1992 Scorecard Vote
A decade ago, environmentalists joined forces with taxpayer groups to defeat the Clinch River Breeder Reactor, which was finally canceled in 1983. The Department of Energy (DOE) now supports development of a similar reactor called the Advanced Liquid Metal Reactor (ALMR). The ALMR is designed to either burn spent fuel from conventional reactors to generate electricity or to extend uranium supplies through breeding. Breeding is the process of creating higher grade nuclear material from lower grade material. The adoption of ALMR technology would require overturning a long-standing ban on commercial reprocessing of spent fuel. This new nuclear fuel cycle would introduce plutonium into global nuclear commerce, raising serious concerns about the proliferation and diversion of weapons-grade nuclear material.
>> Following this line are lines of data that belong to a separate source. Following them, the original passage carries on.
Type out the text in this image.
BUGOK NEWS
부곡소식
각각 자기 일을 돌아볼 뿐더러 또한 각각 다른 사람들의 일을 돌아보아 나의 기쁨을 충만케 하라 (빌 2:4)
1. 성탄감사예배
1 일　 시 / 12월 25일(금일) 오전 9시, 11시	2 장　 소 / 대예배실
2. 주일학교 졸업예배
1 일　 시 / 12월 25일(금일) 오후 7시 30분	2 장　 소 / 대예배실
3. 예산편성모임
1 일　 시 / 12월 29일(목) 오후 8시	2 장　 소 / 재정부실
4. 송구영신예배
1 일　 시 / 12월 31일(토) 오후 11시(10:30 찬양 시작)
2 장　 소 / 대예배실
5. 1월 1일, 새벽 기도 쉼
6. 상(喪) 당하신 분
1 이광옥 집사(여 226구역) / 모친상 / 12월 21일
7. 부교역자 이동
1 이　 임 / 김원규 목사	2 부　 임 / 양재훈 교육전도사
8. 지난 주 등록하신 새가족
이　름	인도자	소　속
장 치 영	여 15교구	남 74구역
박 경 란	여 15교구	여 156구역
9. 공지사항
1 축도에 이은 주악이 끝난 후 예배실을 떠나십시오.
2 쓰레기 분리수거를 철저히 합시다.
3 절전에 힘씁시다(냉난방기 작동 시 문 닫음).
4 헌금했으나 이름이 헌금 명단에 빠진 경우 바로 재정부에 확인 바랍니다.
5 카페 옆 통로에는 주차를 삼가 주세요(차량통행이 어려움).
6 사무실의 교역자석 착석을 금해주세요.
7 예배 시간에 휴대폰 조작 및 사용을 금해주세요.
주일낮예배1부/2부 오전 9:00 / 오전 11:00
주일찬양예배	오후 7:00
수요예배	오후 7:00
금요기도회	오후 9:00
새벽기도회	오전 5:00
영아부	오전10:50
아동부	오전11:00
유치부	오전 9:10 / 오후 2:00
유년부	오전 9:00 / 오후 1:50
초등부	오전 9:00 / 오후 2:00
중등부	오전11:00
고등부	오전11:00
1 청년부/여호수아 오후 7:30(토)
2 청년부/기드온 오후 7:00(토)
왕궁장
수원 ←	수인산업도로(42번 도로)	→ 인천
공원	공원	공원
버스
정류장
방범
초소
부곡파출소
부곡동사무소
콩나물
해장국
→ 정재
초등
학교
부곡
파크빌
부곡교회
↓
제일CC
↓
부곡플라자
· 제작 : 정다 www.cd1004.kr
ALMR is a technology that is unlikely to be commercially competitive. An internal DOE review of electricity technologies compared 23 competing energy technologies for environmental impact, economic and energy potential, and technical risk. On the basis of these criteria, the DOE analysis ranked ALMR 21st out of the 23 programs. The ALMR program is extremely expensive; costs to demonstrate the technology alone are estimated at $5 billion.
When the Energy and Water Appropriations bill (H.R. 5373) for FY 93 reached the House floor, Representative Howard Wolpe (D, MI-3) offered an amendment to eliminate funding for the ALMR program by cutting the nuclear energy research and development budget by $34 million. The Wolpe amendment was rejected 141-282 on June 17, 1992. YES is the pro-environment vote.